Open gabrielspmoreira opened 3 years ago
@gabrielspmoreira I saw that this PR was merged: https://github.com/NVIDIA/NVTabular/pull/911#event-4956796978
would that be a temporary solution for this FEA?
Thanks for the pointer Sara. The #911 might be a temporary solution for such use cases. We need to test it with PyTorch data loader, as the test provided use TF Data loader.
Hi, is this still not supported? I tried to run Transformers4Rec with multi-hot columns and got errors when trying to apply the workflow. When removing the multi-hot columns everything works fine.
Is your feature request related to a problem? Please describe. Currently NVTabular only supports 1-dimensional list columns, which is ok to support lists of categorical values (e.g. multi-hot features) or numerical values (e.g. pre-trained embeddings features).

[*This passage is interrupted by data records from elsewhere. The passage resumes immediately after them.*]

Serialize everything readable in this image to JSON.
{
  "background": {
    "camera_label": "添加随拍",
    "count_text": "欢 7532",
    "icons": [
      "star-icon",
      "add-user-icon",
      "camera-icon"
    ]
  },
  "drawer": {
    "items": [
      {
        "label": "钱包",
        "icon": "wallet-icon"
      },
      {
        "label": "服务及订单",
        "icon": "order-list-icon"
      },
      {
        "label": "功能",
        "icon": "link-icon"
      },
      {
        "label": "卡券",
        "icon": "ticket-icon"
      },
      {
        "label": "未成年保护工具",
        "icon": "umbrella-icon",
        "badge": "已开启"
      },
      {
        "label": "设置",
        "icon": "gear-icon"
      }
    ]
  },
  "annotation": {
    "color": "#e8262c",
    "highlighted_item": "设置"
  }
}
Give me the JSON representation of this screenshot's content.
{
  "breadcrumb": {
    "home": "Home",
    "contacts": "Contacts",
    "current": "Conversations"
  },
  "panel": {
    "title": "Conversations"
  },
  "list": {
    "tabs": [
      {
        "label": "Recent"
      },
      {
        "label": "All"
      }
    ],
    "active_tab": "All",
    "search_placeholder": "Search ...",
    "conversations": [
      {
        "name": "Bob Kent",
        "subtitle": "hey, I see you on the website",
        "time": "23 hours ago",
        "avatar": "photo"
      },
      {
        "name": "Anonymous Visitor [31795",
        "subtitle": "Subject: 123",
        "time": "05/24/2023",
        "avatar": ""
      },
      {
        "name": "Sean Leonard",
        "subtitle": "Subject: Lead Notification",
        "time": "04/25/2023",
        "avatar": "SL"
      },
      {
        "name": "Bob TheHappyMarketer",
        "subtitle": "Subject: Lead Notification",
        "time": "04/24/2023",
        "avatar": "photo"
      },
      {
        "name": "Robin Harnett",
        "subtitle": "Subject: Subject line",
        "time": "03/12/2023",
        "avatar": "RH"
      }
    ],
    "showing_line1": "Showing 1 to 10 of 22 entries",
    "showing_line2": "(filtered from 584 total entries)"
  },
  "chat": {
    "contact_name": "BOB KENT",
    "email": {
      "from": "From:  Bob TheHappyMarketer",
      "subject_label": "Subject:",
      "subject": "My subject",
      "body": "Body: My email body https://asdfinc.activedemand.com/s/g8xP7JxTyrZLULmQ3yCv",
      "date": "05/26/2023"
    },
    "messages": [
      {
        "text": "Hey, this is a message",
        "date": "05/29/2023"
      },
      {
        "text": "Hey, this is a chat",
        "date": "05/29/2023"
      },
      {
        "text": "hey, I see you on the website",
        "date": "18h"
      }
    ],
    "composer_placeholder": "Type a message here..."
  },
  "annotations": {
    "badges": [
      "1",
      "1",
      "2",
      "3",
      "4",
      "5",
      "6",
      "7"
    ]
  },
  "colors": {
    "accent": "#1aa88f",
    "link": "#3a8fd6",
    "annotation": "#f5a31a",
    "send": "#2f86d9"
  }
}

For session-based recommendation or sequential recommendation, simple (non-list) features become 1D list features to represent the sequence of user interactions (e.g. item ids, product category, product price). And 1D list features (e.g. multi-hot or embeddings) should become 2D list features, which is currently not supported by NVTabular
Describe the solution you'd like NVTabular should be able to support processing, saving and data loading multi-dimensional list (sparse) columns, in order to support multi-hot and embeddings for session-based / sequential recommendation. The parquet format does support storing such multi-dimensional list columns and is not a limitation for that
Describe alternatives you've considered In some cases, to be able to use pre-trained embeddings with NVTabular (like in the SIGIR eCom 2021 Data Challenge, where they provide product description, product image and search query embeddings), I flattened the 2D (session interactions x embedding dim) features into 1D vector, saved to parquet with NVTabular, and reshaped back to 2D in the model side. But as product description/image vectors are not available for all products, I have to fill null vectors with zeroed vectors with the same size, so that when the 2D vectors are reconstructed in the model size their position are consistent with the other interaction features.